Poche righe che contrastano con le 22 pagine dalla giurisprudenziale sapienza della Corte di Cassazione, che permette la sospensione di alimentazione e idratazione alla povera ammalata.
 “Lasciatela a noi che la sentiamo viva”: un sentire che non condanna nessuno, che non è sfumatura sentimentale o pietosa, ma una ragione elementare, capace di valutare i fatti con gli occhi semplici della realtà che sta davanti.
Eluana dopo 16 anni di stato vegetativo respira autonomamente, dorme e si sveglia regolarmente, ha superato spontaneamente una emorragia, vive del nutrimento e dell’acqua che le arrivano da una sonda. Nessuna macchina l’aiuta a respirare o si accanisce per tenerla in vita. E’ viva anche se incosciente.
 
Anche noi, Amici Domenico Savio, desideriamo pronunciare quelle poche e semplici parole, in modo che tanti le possano conoscere. Anche noi sentiamo viva Eluana, come quelle suore che da tanti anni, giorno e notte, le stanno accanto, testimoni di una sofferenza che non può negare l’evidenza di un respiro che liberamente dura nel tempo. Come le suore del beato Talamoni, chiediamo che non venga fatta morire.
 
Ciò che in questi giorni molti chiamano vittoria dello stato di diritto, per bocca delle religiose di Lecco, si rivela una ruvida brutalità: Eluana morirà di lento sfinimento, perché solo la mancanza di acqua e nutrimento avranno la meglio su quel tenace respiro.
 
Di fronte a ciò ci sono due possibili sguardi:
- quello delle suore che da 16 anni l’accompagnano lavandola, vestendola, amandola, così come è, muta e presumibilmente assente, segno di un doloroso mistero presente, dal quale però bisogna lasciarci guidare e giudicare.
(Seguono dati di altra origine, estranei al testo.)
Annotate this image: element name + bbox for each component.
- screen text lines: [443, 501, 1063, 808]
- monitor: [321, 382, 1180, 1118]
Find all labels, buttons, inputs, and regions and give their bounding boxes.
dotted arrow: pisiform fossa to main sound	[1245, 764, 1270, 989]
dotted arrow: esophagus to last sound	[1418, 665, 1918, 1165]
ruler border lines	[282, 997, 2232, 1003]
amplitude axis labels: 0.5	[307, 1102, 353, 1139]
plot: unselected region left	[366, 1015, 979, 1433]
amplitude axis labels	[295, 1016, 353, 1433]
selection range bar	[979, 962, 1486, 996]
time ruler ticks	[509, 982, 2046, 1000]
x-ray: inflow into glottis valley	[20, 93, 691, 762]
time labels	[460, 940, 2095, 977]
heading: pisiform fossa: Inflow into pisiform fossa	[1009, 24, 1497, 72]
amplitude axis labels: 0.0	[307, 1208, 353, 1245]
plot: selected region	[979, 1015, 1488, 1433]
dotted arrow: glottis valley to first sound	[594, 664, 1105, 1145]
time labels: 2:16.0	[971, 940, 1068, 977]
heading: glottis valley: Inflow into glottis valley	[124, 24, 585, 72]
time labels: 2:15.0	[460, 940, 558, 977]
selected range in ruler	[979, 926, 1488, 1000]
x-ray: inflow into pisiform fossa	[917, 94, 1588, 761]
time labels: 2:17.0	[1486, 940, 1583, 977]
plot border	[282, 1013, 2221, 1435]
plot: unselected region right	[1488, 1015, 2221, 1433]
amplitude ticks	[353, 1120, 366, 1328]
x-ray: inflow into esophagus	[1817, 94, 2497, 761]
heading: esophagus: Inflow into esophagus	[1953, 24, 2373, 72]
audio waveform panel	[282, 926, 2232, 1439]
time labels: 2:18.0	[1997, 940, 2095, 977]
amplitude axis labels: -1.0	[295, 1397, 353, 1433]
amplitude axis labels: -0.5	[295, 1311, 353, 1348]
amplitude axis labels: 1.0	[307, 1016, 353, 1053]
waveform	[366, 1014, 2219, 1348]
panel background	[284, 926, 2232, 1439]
- oppure quello di chi, dentro a una pena infinita, dice di volerla liberare dalla schiavit√π del suo stesso respiro.
 
Lo scontro attorno a quel letto di ospedale è tra:
- chi si ribella perché considera tollerabile vivere solo quando si è coscienti,
  liberi ed in salute, e
- chi invece desidera servire con umiltà la vita senza chiedere ragioni, senza contestare, senza pretendere standard di “dignità minima”, ma semplicemente riconoscendo e onorando la vita perché primo dono inviolabile di Dio Padre.
 
Deve esserci la possibilità per tutti di amare liberamente e liberamente donarsi al più debole fra i deboli.
In un tempo di dotti e fieri rivendicatori di diritti, c’è sempre nel mondo lo scandalo di un “SI” che ha incontrato con Gesù la semplicità di un cuore che vede e che ama:
“Ti benedico o Padre perché hai nascosto queste cose ai sapienti e agli intelligenti e le hai rivelate ai piccoli” (Mt 11, 25)
“Beati i vostri occhi perché vedono e i vostri orecchi perché sentono”. (Mt 13, 16)
 
La Comunità Animatori ADS di Trieste: Cristina, Andrea, Gabriele, Angela, Francesca, Stefano, Caterina, Massimiliano, Valentina, Stefania, Consuelo, Michele, don Duilio.